Carl Levin Changed the Face of Tax Enforcement

Posted on Mar 11, 2013
Not long ago, I pointed out that Sen. Carl Levin was determined to continue his quest to end offshore tax abuse by U.S. individuals and corporations. The Michigan senator had reintroduced the Cut Unjustified Tax Loopholes Act, a follow-up to his stalled Stop Tax Haven Abuse Act. Unless something happens in the next two years, Levin’s crusade will end in failure -- he announced last week that he would not seek reelection in 2014.

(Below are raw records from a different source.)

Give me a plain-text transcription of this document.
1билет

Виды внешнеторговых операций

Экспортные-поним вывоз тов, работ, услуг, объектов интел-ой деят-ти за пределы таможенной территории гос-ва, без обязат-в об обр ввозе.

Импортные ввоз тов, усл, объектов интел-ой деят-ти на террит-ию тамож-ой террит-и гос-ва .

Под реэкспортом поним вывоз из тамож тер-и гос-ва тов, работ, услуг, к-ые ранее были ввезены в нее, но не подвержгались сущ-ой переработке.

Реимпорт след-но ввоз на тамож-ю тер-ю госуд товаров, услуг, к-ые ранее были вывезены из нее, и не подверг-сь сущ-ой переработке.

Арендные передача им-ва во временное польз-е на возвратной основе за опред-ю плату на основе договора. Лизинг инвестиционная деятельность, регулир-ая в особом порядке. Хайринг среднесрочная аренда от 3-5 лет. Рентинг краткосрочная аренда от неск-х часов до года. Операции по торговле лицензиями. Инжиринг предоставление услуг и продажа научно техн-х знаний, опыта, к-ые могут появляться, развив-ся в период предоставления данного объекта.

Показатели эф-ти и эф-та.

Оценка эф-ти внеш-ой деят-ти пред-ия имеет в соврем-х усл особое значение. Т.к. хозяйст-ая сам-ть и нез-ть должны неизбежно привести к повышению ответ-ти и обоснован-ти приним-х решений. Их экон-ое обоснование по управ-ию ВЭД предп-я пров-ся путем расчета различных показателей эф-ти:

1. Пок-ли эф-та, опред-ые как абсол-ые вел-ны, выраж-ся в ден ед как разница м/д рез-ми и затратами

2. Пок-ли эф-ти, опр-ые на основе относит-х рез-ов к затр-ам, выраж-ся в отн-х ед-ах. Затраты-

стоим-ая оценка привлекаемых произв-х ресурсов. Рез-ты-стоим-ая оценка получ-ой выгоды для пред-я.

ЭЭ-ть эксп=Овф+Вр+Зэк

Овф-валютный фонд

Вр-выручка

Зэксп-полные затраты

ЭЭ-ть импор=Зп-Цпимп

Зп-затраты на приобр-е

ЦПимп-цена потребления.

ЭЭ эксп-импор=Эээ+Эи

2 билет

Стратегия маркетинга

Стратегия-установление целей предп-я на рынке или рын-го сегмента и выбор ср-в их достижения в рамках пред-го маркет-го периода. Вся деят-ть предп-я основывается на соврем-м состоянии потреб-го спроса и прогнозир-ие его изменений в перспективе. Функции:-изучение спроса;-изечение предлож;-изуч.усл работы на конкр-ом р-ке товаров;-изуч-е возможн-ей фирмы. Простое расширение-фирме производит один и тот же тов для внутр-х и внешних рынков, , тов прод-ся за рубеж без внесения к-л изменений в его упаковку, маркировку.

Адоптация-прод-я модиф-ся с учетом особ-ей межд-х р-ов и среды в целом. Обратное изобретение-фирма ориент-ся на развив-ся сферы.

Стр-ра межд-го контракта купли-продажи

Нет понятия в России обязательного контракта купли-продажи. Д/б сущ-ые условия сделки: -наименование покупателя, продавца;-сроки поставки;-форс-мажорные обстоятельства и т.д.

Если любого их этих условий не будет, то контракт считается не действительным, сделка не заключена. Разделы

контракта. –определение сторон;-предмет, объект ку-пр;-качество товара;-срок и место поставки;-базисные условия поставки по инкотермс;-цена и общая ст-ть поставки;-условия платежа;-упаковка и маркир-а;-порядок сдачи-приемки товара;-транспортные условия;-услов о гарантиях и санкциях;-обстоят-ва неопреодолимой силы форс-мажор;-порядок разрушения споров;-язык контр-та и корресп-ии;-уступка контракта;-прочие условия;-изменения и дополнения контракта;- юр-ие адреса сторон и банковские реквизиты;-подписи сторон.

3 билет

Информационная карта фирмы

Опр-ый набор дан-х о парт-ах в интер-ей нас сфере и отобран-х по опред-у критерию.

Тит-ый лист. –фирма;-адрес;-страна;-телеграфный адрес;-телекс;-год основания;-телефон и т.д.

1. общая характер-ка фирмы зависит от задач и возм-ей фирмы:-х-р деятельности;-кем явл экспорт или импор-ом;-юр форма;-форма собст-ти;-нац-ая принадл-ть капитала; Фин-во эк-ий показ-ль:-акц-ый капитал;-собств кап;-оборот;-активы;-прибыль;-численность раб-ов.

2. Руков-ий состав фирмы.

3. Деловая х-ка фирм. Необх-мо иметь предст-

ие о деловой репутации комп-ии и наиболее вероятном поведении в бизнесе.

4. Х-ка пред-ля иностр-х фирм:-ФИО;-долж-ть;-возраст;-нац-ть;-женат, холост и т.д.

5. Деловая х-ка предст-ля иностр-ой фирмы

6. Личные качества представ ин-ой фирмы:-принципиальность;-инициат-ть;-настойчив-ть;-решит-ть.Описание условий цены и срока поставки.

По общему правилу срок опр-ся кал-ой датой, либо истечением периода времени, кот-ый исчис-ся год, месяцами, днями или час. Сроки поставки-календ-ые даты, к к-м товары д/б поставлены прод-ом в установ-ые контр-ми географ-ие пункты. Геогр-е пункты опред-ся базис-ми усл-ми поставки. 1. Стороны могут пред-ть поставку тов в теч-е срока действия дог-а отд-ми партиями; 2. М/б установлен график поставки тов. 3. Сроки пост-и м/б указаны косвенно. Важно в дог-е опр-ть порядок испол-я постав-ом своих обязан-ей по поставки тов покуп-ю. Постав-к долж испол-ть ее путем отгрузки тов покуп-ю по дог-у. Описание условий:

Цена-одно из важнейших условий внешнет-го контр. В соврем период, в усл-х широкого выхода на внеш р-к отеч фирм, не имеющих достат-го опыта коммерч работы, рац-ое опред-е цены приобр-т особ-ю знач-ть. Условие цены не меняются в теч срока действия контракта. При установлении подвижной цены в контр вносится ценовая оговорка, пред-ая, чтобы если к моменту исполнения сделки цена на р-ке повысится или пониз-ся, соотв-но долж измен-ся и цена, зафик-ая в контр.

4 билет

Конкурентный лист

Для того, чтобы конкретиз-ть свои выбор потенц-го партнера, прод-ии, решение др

Although Levin’s signature pieces of tax enforcement legislation have not made it into law, his role in tax policy should not be understated. As chair of the powerful Senate Homeland Security and Governmental Affairs Permanent Subcommittee on Investigations, the Democratic senator played a key role in highlighting the tax evasion schemes being used by international banks. Levin’s hearings embarrassed Treasury and the Justice Department enough that they finally ended their tacit acceptance of Swiss banking secrecy and brought down UBS’s global wealth management practice (and nearly eliminated UBS’s presence in the United States). The Foreign Account Tax Compliance Act was drafted and introduced by Senate Finance Committee Chair Max Baucus partly to protect banks from the possible enactment of the Stop Tax Haven Abuse Act after the outrage over the UBS scandal. FATCA, which is far less onerous to banks than Levin’s alternative, will redefine information reporting and how the financial sector works with governments to prevent tax evasion. Levin deserves a great deal of the credit for that.

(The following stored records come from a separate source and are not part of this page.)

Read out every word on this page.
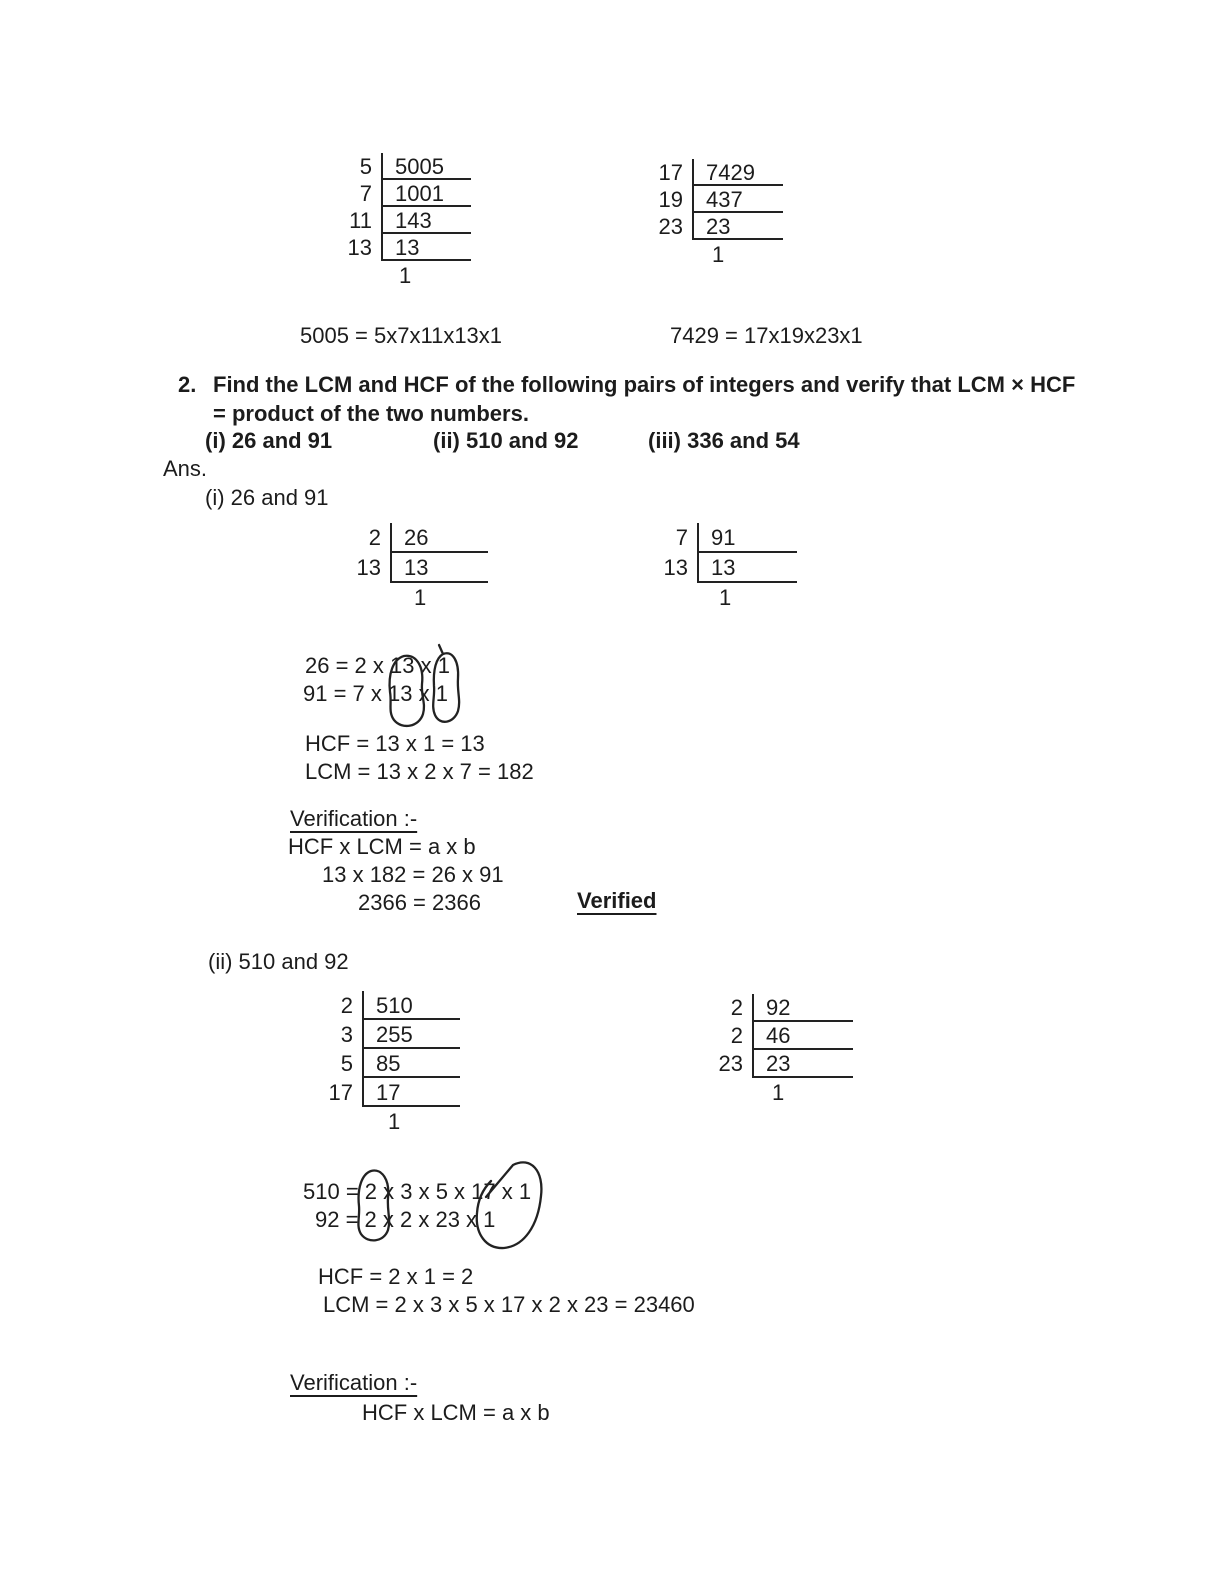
5	5005
7	1001
11	143
13	13
1
17	7429
19	437
23	23
1
5005 = 5x7x11x13x1	7429 = 17x19x23x1
2. Find the LCM and HCF of the following pairs of integers and verify that LCM × HCF
= product of the two numbers.
(i) 26 and 91	(ii) 510 and 92	(iii) 336 and 54
Ans.
(i) 26 and 91
2	26
13	13
1
7	91
13	13
1
26 = 2 x 13 x 1
91 = 7 x 13 x 1
HCF = 13 x 1 = 13
LCM = 13 x 2 x 7 = 182
Verification :-
HCF x LCM = a x b
13 x 182 = 26 x 91
2366 = 2366	Verified
(ii) 510 and 92
2	510
3	255
5	85
17	17
1
2	92
2	46
23	23
1
510 = 2 x 3 x 5 x 17 x 1
92 = 2 x 2 x 23 x 1
HCF = 2 x 1 = 2
LCM = 2 x 3 x 5 x 17 x 2 x 23 = 23460
Verification :-
HCF x LCM = a x b
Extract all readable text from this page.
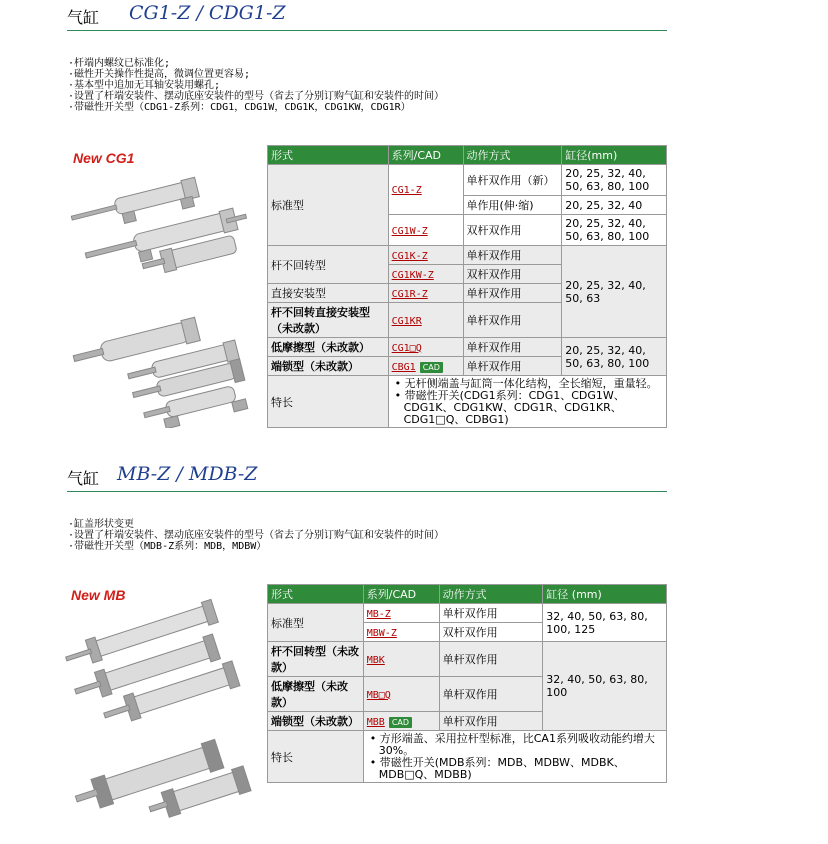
气缸 CG1-Z / CDG1-Z
·杆端内螺纹已标准化;
·磁性开关操作性提高，微调位置更容易;
·基本型中追加无耳轴安装用螺孔;
·设置了杆端安装件、摆动底座安装件的型号（省去了分别订购气缸和安装件的时间）
·带磁性开关型（CDG1-Z系列：CDG1，CDG1W，CDG1K，CDG1KW，CDG1R）
New CG1	形式	系列/CAD	动作方式	缸径(mm)
标准型	CG1-Z	单杆双作用（新）	20, 25, 32, 40, 50, 63, 80, 100
		单作用(伸·缩)	20, 25, 32, 40
	CG1W-Z	双杆双作用	20, 25, 32, 40, 50, 63, 80, 100
杆不回转型	CG1K-Z	单杆双作用	20, 25, 32, 40, 50, 63
	CG1KW-Z	双杆双作用	
直接安装型	CG1R-Z	单杆双作用	
杆不回转直接安装型（未改款）	CG1KR	单杆双作用	
低摩擦型（未改款）	CG1□Q	单杆双作用	20, 25, 32, 40, 50, 63, 80, 100
端锁型（未改款）	CBG1 CAD	单杆双作用	
特长	• 无杆侧端盖与缸筒一体化结构，全长缩短，重量轻。
• 带磁性开关(CDG1系列：CDG1、CDG1W、CDG1K、CDG1KW、CDG1R、CDG1KR、CDG1□Q、CDBG1)		
气缸 MB-Z / MDB-Z
·缸盖形状变更
·设置了杆端安装件、摆动底座安装件的型号（省去了分别订购气缸和安装件的时间）
·带磁性开关型（MDB-Z系列：MDB，MDBW）
New MB	形式	系列/CAD	动作方式	缸径 (mm)
标准型	MB-Z	单杆双作用	32, 40, 50, 63, 80, 100, 125
	MBW-Z	双杆双作用	
杆不回转型（未改款）	MBK	单杆双作用	32, 40, 50, 63, 80, 100
低摩擦型（未改款）	MB□Q	单杆双作用	
端锁型（未改款）	MBB CAD	单杆双作用	
特长	• 方形端盖、采用拉杆型标准，比CA1系列吸收动能约增大30%。
• 带磁性开关(MDB系列：MDB、MDBW、MDBK、MDB□Q、MDBB)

But the senator’s accomplishments as chair of the PSI don’t begin and end with FATCA and offshore evasion. Levin has long been a vocal critic of leaky transfer rules and aggressive income shifting by U.S. multinationals. At times, Levin seems to be the only one in Congress who is concerned about how the tax rules are being bent -- and possibly broken -- by companies that manage to report virtually no income in the United States. Unlike President Obama, who uses vague anti-offshore tax proposals to create political sound bites, Levin actually laid the groundwork for exposing abusive multinational tax practices. It was another series of PSI hearings that called attention to the infamous Ugland House, supposedly the headquarters of 19,000 corporations registered in the Cayman Islands. The Ugland House became a symbol of how multinationals pretend to be based in tax havens to avoid paying U.S. tax. Levin repeatedly called attention to the fact that tax shenanigans like these cost the United States up to $100 billion a year. In 2011 he said that lost revenues from tax havens dwarfed the $70 billion in cuts that Congress was fighting over.

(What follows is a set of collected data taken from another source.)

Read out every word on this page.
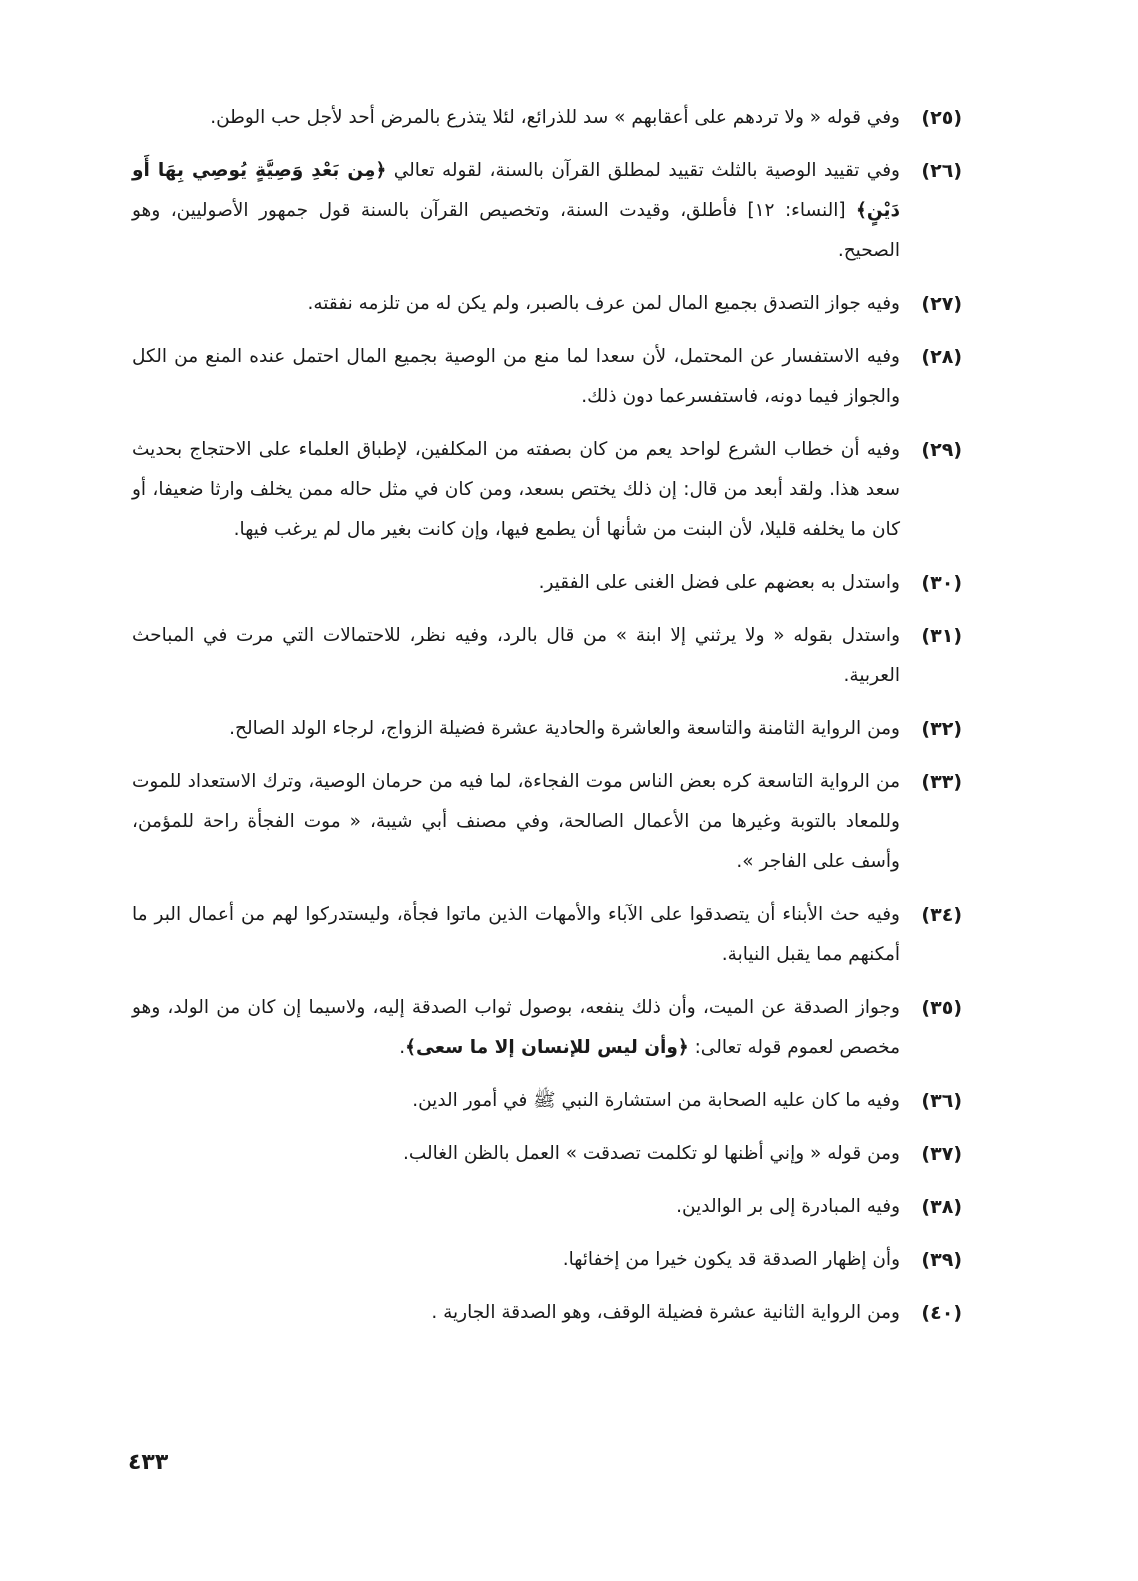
(٢٥)
وفي قوله « ولا تردهم على أعقابهم » سد للذرائع، لئلا يتذرع بالمرض أحد لأجل حب الوطن.
(٢٦)
وفي تقييد الوصية بالثلث تقييد لمطلق القرآن بالسنة، لقوله تعالي ﴿مِن بَعْدِ وَصِيَّةٍ يُوصِي بِهَا أَو دَيْنٍ﴾ [النساء: ١٢] فأطلق، وقيدت السنة، وتخصيص القرآن بالسنة قول جمهور الأصوليين، وهو الصحيح.
(٢٧)
وفيه جواز التصدق بجميع المال لمن عرف بالصبر، ولم يكن له من تلزمه نفقته.
(٢٨)
وفيه الاستفسار عن المحتمل، لأن سعدا لما منع من الوصية بجميع المال احتمل عنده المنع من الكل والجواز فيما دونه، فاستفسرعما دون ذلك.
(٢٩)
وفيه أن خطاب الشرع لواحد يعم من كان بصفته من المكلفين، لإطباق العلماء على الاحتجاج بحديث سعد هذا. ولقد أبعد من قال: إن ذلك يختص بسعد، ومن كان في مثل حاله ممن يخلف وارثا ضعيفا، أو كان ما يخلفه قليلا، لأن البنت من شأنها أن يطمع فيها، وإن كانت بغير مال لم يرغب فيها.
(٣٠)
واستدل به بعضهم على فضل الغنى على الفقير.
(٣١)
واستدل بقوله « ولا يرثني إلا ابنة » من قال بالرد، وفيه نظر، للاحتمالات التي مرت في المباحث العربية.
(٣٢)
ومن الرواية الثامنة والتاسعة والعاشرة والحادية عشرة فضيلة الزواج، لرجاء الولد الصالح.
(٣٣)
من الرواية التاسعة كره بعض الناس موت الفجاءة، لما فيه من حرمان الوصية، وترك الاستعداد للموت وللمعاد بالتوبة وغيرها من الأعمال الصالحة، وفي مصنف أبي شيبة، « موت الفجأة راحة للمؤمن، وأسف على الفاجر ».
(٣٤)
وفيه حث الأبناء أن يتصدقوا على الآباء والأمهات الذين ماتوا فجأة، وليستدركوا لهم من أعمال البر ما أمكنهم مما يقبل النيابة.
(٣٥)
وجواز الصدقة عن الميت، وأن ذلك ينفعه، بوصول ثواب الصدقة إليه، ولاسيما إن كان من الولد، وهو مخصص لعموم قوله تعالى: ﴿وأن ليس للإنسان إلا ما سعى﴾.
(٣٦)
وفيه ما كان عليه الصحابة من استشارة النبي ﷺ في أمور الدين.
(٣٧)
ومن قوله « وإني أظنها لو تكلمت تصدقت » العمل بالظن الغالب.
(٣٨)
وفيه المبادرة إلى بر الوالدين.
(٣٩)
وأن إظهار الصدقة قد يكون خيرا من إخفائها.
(٤٠)
ومن الرواية الثانية عشرة فضيلة الوقف، وهو الصدقة الجارية .
٤٣٣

Lee Sheppard has pointed out that tax havens are an integral part of the U.S. financial system and that the government has no real interest in shutting them down. That is why Switzerland, the Cayman Islands, and others have been able to operate so efficiently for so long. The failure of many of Levin’s proposals to come up for a vote, even during periods of Democratic control of both houses of Congress, seems to support that notion. But Levin’s very public hearings and the outrageous acts he uncovered shamed the United States into taking action. Levin, although not a taxwriter, has had a more powerful impact on tax policy than any other Democratic senator in the chamber today. He will be missed by those who believe in tougher tax enforcement and those who enjoyed seeing tax cheats and multinational tax minimizers squirm just a little during congressional hearings.